My brother-in-law the naturalist in rural NH told me he always waits until the snow falls and the bears go into their dens before he hangs feeders - even if that's in December. His feeders are always inside by April 1.

But he is in rural NH. The migrants have long left there. I was feeding a lot of cardinals, goldfinches and chickadees (along with more annoying house sparrows) because seeding plants were dying and there were no bugs because of the drought. Where I live, it might not snow until February. And my last attack had been before April 1.

What to do?

Predators have always been a problem. Accipiters -- Cooper's hawks and sharp-shinned hawks -- and redtailed hawks often haunt the yard. Lately, a cat has been loitering. (It is not feral because it is neat and has a flea collar, but it is not from my street and I have seen it run off through yards across the street and over to another side street, where its owner may live. It doesn't let me get close enough to see any ID tag. I do not understand the old adage about putting out the cat. You don't do that for dogs.)

Cooper's hawk atop feeder (Margo D. Beller)
But I can go outside and chase off a hawk or a cat. When I ran out and saw the bear I realized that had I turned around and run out sooner we'd have been face to face. What would I have done? Would I have been as stupid as the time I went out to chase off a buck in my yard and then quickly backed way when it put its head down intending to charge? In my anger, perhaps.

There are people who love bears so much they would like nothing better than for my neighbors and me to tear down our houses and let the bears roam free, unhunted. That isn't going to happen. Yes, there are houses in areas where they never should've been built, but people are in there now and bears are dangerous. I favor a bear hunt, as I do the annual deer hunt for the same reason - restoring something of a balance.

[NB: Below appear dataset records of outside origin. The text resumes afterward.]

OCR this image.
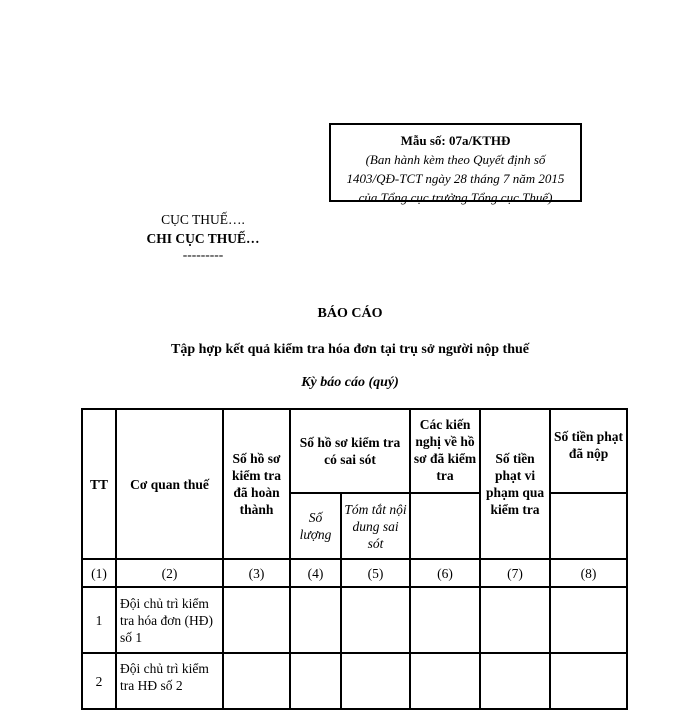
Mẫu số: 07a/KTHĐ
(Ban hành kèm theo Quyết định số
1403/QĐ-TCT ngày 28 tháng 7 năm 2015
của Tổng cục trưởng Tổng cục Thuế)
CỤC THUẾ….
CHI CỤC THUẾ…
---------
BÁO CÁO
Tập hợp kết quả kiểm tra hóa đơn tại trụ sở người nộp thuế
Kỳ báo cáo (quý)
TT	Cơ quan thuế	Số hồ sơ kiểm tra đã hoàn thành	Số hồ sơ kiểm tra có sai sót		Các kiến nghị về hồ sơ đã kiểm tra	Số tiền phạt vi phạm qua kiểm tra	Số tiền phạt đã nộp
			Số lượng	Tóm tắt nội dung sai sót			
(1)	(2)	(3)	(4)	(5)	(6)	(7)	(8)
1	Đội chủ trì kiểm tra hóa đơn (HĐ) số 1						
2	Đội chủ trì kiểm tra HĐ số 2						
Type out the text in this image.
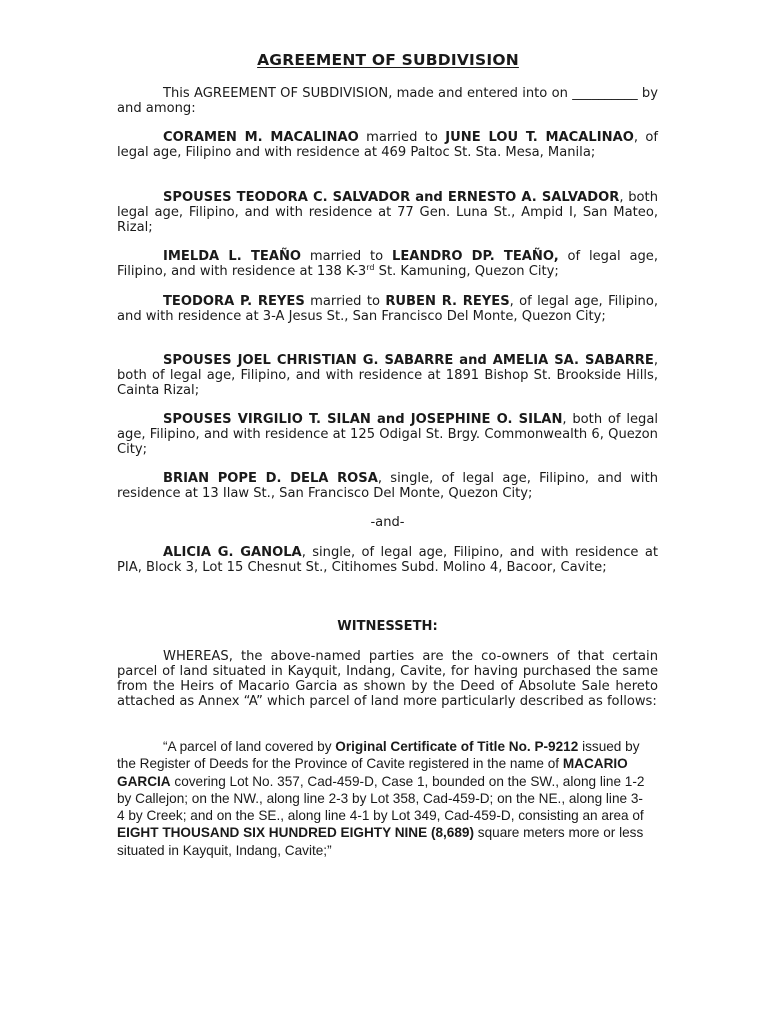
AGREEMENT OF SUBDIVISION
This AGREEMENT OF SUBDIVISION, made and entered into on __________ by and among:
CORAMEN M. MACALINAO married to JUNE LOU T. MACALINAO, of legal age, Filipino and with residence at 469 Paltoc St. Sta. Mesa, Manila;
SPOUSES TEODORA C. SALVADOR and ERNESTO A. SALVADOR, both legal age, Filipino, and with residence at 77 Gen. Luna St., Ampid I, San Mateo, Rizal;
IMELDA L. TEAÑO married to LEANDRO DP. TEAÑO, of legal age, Filipino, and with residence at 138 K-3rd St. Kamuning, Quezon City;
TEODORA P. REYES married to RUBEN R. REYES, of legal age, Filipino, and with residence at 3-A Jesus St., San Francisco Del Monte, Quezon City;
SPOUSES JOEL CHRISTIAN G. SABARRE and AMELIA SA. SABARRE, both of legal age, Filipino, and with residence at 1891 Bishop St. Brookside Hills, Cainta Rizal;
SPOUSES VIRGILIO T. SILAN and JOSEPHINE O. SILAN, both of legal age, Filipino, and with residence at 125 Odigal St. Brgy. Commonwealth 6, Quezon City;
BRIAN POPE D. DELA ROSA, single, of legal age, Filipino, and with residence at 13 Ilaw St., San Francisco Del Monte, Quezon City;
-and-
ALICIA G. GANOLA, single, of legal age, Filipino, and with residence at PIA, Block 3, Lot 15 Chesnut St., Citihomes Subd. Molino 4, Bacoor, Cavite;
WITNESSETH:
WHEREAS, the above-named parties are the co-owners of that certain parcel of land situated in Kayquit, Indang, Cavite, for having purchased the same from the Heirs of Macario Garcia as shown by the Deed of Absolute Sale hereto attached as Annex “A” which parcel of land more particularly described as follows:
“A parcel of land covered by Original Certificate of Title No. P-9212 issued by the Register of Deeds for the Province of Cavite registered in the name of MACARIO GARCIA covering Lot No. 357, Cad-459-D, Case 1, bounded on the SW., along line 1-2 by Callejon; on the NW., along line 2-3 by Lot 358, Cad-459-D; on the NE., along line 3-4 by Creek; and on the SE., along line 4-1 by Lot 349, Cad-459-D, consisting an area of EIGHT THOUSAND SIX HUNDRED EIGHTY NINE (8,689) square meters more or less situated in Kayquit, Indang, Cavite;”
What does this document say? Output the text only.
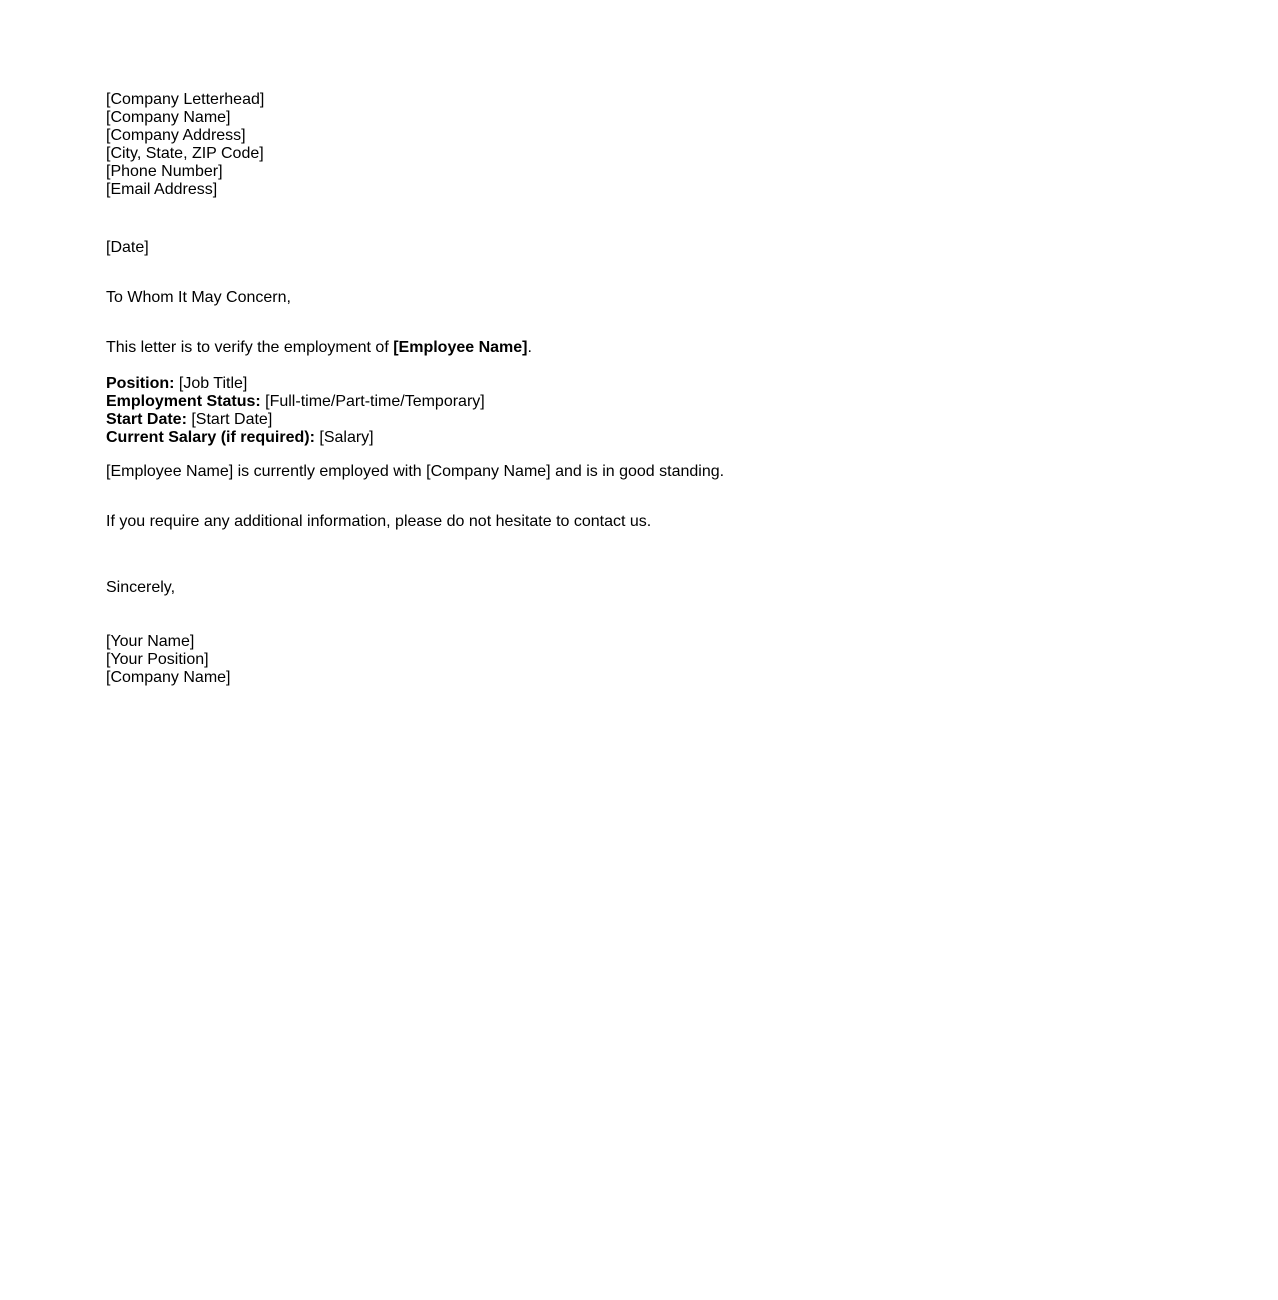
[Company Letterhead]
[Company Name]
[Company Address]
[City, State, ZIP Code]
[Phone Number]
[Email Address]
[Date]
To Whom It May Concern,
This letter is to verify the employment of [Employee Name].
Position: [Job Title]
Employment Status: [Full-time/Part-time/Temporary]
Start Date: [Start Date]
Current Salary (if required): [Salary]
[Employee Name] is currently employed with [Company Name] and is in good standing.
If you require any additional information, please do not hesitate to contact us.
Sincerely,
[Your Name]
[Your Position]
[Company Name]
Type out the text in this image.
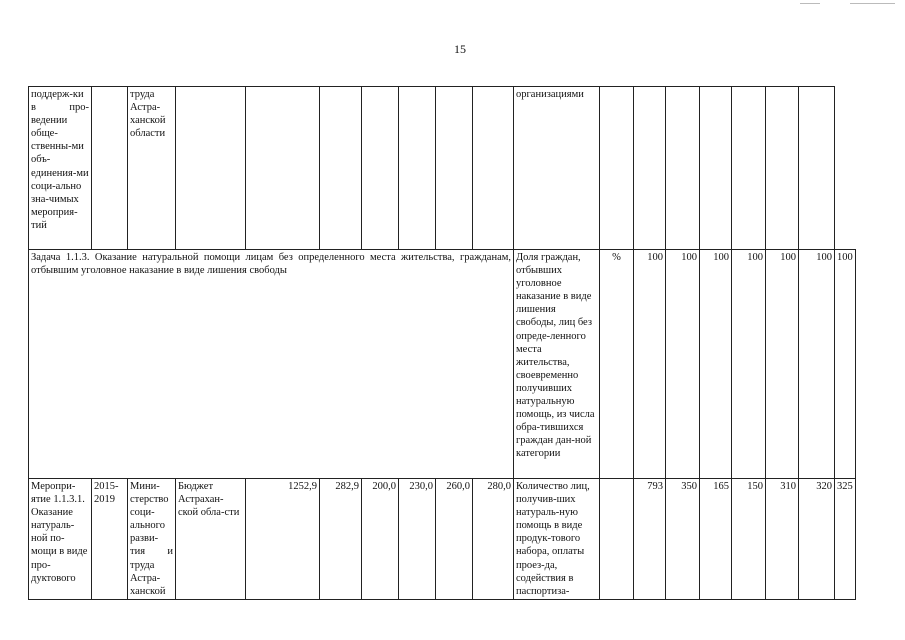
15
поддерж-ки в про-ведении обще-ственны-ми объ-единения-ми соци-ально зна-чимых мероприя-тий		труда Астра-ханской области								организациями								
Задача 1.1.3. Оказание натуральной помощи лицам без определенного места жительства, гражданам, отбывшим уголовное наказание в виде лишения свободы										Доля граждан, отбывших уголовное наказание в виде лишения свободы, лиц без опреде-ленного места жительства, своевременно получивших натуральную помощь, из числа обра-тившихся граждан дан-ной категории	%	100	100	100	100	100	100	100
Меропри-ятие 1.1.3.1. Оказание натураль-ной по-мощи в виде про-дуктового	2015-2019	Мини-стерство соци-ального разви-тия и труда Астра-ханской	Бюджет Астрахан-ской обла-сти	1252,9	282,9	200,0	230,0	260,0	280,0	Количество лиц, получив-ших натураль-ную помощь в виде продук-тового набора, оплаты проез-да, содействия в паспортиза-		793	350	165	150	310	320	325
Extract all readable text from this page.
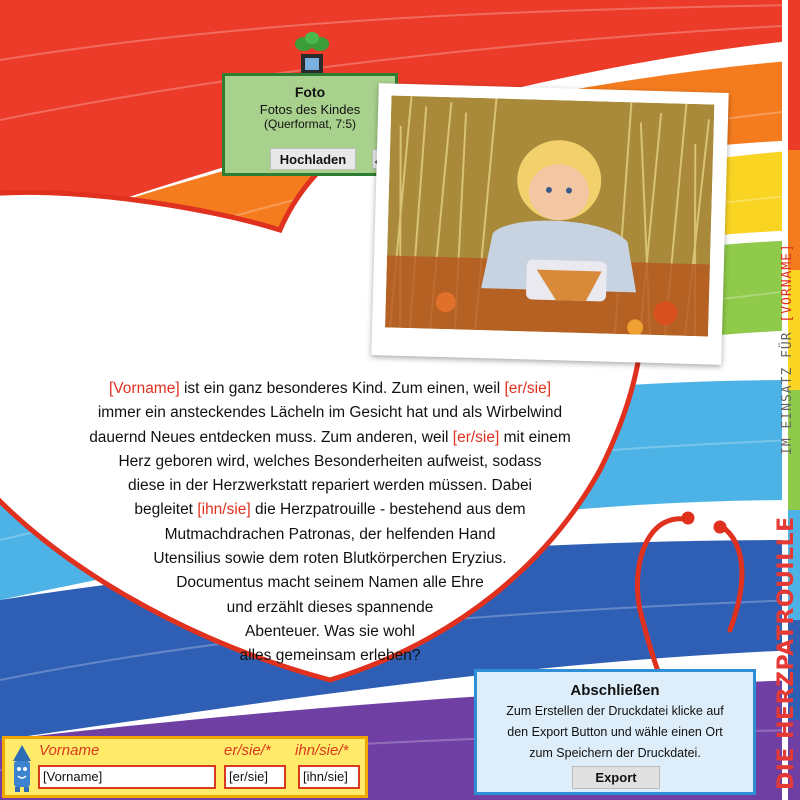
Foto
Fotos des Kindes
(Querformat, 7:5)
Hochladen
[Vorname] ist ein ganz besonderes Kind. Zum einen, weil [er/sie]
immer ein ansteckendes Lächeln im Gesicht hat und als Wirbelwind
dauernd Neues entdecken muss. Zum anderen, weil [er/sie] mit einem
Herz geboren wird, welches Besonderheiten aufweist, sodass
diese in der Herzwerkstatt repariert werden müssen. Dabei
begleitet [ihn/sie] die Herzpatrouille - bestehend aus dem
Mutmachdrachen Patronas, der helfenden Hand
Utensilius sowie dem roten Blutkörperchen Eryzius.
Documentus macht seinem Namen alle Ehre
und erzählt dieses spannende
Abenteuer. Was sie wohl
alles gemeinsam erleben?	DIE HERZPATROUILLE
IM EINSATZ FÜR [VORNAME]
Abschließen
Zum Erstellen der Druckdatei klicke auf
den Export Button und wähle einen Ort
zum Speichern der Druckdatei.
Export
Vorname
[Vorname]
er/sie/*
[er/sie]
ihn/sie/*
[ihn/sie]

After a day or so inside, I put the house feeder on the remaining pole arm and put the thistle sock on the other pole. Not having seed outside plus a strong northerly wind seems to have decreased the number of sparrows and goldfinches dramatically to more manageable numbers, thus allowing more of the birds I like to get to the feeders. (We've also had a significant rainfall.)

Is putting out feeders foolishness or an act of faith? I want to feed birds. But I must now be extremely vigilant, at least until a hard winter cold comes. Fool me twice, shame on me. It may not be six months until the next bear encounter.